A very abbreviated Thanksgiving weekend edition of “My Picks.” This week I was intrigued and encouraged by individuals and organizations taking action about what they dislike about the current state of social media. In one case publicly scaling back, and in another, launching an alternative vision.
Ari Herzog’s “Why I Deleted My Foursquare Account” generated a 550 percent one-day spike in his blog traffic.
Earlier this month A year ago he posted an account of his decision to drop half of his Facebook friends.
A ragtag group of young developers radicalized by Facebook’s seeming disregard for end-user privacy and control over their own content launched Diaspora. Funded through Kickstarter by $200,000 in donations from nearly 6,500 backers contributing as little as $5, the quixotic enterprise seeks to — if not upend — at least foster a credible crowdsourced open source alternative to Facebook.

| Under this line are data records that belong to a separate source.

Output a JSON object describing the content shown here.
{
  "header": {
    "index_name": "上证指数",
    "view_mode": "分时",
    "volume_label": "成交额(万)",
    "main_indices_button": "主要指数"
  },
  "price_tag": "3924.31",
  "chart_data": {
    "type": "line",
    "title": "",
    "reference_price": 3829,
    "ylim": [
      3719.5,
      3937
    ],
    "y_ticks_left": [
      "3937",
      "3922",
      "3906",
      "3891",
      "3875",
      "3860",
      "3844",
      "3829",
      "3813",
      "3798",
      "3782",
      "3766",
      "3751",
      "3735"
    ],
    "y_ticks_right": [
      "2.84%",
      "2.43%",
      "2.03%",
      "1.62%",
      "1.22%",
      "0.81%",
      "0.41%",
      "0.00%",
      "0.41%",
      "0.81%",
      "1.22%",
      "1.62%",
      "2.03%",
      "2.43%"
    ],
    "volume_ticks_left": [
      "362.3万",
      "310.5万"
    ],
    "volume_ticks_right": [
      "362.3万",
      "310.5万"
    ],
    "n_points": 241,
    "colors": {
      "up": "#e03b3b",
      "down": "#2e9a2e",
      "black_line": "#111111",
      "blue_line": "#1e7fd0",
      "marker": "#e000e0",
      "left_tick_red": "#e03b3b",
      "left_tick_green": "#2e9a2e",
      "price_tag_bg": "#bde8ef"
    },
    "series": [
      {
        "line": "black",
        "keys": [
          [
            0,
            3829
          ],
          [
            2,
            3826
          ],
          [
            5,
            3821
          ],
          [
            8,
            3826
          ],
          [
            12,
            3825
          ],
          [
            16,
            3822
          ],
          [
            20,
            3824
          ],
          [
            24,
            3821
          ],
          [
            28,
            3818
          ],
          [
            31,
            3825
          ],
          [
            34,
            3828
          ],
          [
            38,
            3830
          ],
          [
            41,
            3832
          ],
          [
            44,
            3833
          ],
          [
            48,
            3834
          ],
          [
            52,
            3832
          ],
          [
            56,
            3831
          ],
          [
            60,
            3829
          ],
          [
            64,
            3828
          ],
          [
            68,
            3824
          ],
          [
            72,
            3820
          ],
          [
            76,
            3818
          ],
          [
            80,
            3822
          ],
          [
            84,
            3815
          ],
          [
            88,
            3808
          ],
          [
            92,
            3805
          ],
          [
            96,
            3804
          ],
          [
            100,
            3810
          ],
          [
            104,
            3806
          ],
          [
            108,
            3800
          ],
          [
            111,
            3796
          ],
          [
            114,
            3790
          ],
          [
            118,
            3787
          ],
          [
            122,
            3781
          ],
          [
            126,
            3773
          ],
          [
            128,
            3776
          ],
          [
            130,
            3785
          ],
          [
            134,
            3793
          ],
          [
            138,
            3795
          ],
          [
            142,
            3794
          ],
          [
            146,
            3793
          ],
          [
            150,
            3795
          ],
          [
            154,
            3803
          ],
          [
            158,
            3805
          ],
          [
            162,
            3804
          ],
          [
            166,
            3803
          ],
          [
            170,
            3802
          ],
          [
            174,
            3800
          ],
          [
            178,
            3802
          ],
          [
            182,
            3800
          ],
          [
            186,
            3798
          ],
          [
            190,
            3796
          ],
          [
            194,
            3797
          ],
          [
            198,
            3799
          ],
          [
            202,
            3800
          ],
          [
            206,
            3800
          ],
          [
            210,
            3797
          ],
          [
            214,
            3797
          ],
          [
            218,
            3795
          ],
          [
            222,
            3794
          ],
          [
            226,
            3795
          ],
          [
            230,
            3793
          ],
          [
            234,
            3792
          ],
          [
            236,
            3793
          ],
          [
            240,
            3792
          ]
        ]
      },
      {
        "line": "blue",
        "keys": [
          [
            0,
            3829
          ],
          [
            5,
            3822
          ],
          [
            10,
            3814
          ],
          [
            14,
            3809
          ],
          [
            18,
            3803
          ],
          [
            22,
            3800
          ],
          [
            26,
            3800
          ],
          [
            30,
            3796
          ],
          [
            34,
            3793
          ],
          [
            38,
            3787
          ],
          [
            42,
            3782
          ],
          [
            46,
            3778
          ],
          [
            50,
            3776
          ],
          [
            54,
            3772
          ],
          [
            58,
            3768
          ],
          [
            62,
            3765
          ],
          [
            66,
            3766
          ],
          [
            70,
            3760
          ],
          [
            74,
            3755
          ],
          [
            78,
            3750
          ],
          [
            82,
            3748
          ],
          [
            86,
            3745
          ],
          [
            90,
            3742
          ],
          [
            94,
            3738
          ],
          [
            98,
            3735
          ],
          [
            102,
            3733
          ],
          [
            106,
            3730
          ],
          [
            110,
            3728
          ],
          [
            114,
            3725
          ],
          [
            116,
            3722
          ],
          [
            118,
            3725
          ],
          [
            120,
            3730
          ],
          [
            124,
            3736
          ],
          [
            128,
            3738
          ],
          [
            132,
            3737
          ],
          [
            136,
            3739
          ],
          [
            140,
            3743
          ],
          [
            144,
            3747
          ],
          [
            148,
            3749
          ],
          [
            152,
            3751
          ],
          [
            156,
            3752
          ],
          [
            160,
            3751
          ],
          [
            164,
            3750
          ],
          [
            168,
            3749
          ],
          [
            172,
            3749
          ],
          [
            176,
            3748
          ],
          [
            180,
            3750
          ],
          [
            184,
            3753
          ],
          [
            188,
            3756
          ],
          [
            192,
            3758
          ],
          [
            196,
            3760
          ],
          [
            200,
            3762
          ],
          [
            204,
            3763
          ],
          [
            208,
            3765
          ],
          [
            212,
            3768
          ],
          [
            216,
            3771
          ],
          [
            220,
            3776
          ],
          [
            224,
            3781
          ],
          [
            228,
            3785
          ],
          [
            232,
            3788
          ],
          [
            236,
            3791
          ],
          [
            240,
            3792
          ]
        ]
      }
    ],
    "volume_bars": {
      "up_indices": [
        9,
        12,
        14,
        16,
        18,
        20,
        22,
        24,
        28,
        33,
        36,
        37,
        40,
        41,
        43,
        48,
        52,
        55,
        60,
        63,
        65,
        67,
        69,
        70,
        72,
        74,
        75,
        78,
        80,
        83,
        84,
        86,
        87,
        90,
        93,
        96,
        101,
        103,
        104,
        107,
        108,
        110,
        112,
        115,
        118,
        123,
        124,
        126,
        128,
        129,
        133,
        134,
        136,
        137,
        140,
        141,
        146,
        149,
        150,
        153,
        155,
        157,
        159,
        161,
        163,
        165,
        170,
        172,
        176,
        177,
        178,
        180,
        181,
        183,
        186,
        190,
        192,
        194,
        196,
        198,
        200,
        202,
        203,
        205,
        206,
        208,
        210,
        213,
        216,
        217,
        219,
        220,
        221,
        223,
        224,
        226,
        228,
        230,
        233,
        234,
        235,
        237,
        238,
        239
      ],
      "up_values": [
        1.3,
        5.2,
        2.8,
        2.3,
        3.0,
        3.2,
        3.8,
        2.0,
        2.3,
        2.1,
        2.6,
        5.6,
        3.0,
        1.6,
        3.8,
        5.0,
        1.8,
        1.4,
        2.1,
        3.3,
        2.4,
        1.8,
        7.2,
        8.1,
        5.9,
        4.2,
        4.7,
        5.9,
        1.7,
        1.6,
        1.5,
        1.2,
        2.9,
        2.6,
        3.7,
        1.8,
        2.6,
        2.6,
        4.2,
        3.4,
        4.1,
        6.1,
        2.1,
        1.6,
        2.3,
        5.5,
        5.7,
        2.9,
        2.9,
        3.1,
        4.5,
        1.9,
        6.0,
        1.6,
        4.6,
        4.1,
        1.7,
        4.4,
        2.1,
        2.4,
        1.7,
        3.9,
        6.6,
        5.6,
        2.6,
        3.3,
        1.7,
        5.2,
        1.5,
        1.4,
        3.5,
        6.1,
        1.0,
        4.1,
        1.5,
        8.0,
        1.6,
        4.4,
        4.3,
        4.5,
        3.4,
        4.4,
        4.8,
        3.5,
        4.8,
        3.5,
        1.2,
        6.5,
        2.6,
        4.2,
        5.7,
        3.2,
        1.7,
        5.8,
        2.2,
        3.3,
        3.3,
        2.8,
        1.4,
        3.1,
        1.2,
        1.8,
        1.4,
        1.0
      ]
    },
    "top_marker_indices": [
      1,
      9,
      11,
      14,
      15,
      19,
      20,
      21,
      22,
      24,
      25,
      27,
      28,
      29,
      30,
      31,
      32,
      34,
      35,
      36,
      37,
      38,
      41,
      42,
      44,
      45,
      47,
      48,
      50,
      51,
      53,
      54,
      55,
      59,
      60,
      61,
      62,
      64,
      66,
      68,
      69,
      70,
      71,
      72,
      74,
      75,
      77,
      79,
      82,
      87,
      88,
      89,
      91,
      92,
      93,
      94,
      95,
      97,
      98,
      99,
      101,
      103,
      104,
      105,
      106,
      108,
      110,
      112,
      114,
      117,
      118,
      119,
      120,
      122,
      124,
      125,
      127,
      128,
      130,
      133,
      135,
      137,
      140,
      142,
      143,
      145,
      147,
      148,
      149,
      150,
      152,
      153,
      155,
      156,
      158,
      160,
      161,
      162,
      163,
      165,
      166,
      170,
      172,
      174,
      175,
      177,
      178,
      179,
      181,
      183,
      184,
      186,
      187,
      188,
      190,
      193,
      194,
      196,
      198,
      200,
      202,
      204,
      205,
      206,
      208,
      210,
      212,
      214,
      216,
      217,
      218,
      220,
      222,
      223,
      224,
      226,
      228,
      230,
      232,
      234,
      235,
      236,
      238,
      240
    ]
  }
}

“We’ve spent a lot of time thinking about how people can share in a private way, and still do all the things people love to do on social networks. We hope you’ll find it fun to use and a great way to keep in touch with all the people in your life.
“You decide what you’d like to share, and with whom. You retain full ownership of all your information, including friend lists, messages, photos, and profile details.
“Diaspora lets you create ‘aspects,’ which are personal lists that let you group people according to the roles they play in your life. We think that aspects are a simple, straightforward, lightweight way to make it really clear who is receiving your posts and who you are receiving posts from. It isn’t perfect, but the best way to improve is to get it into your hands and listen closely to your response.”
Think it can’t happen? Consider that the open source movement begat Linux, which begat Android. That took a while, but it demonstrates that a community of techno-geeks passionate about an ideal can be formidable competitors.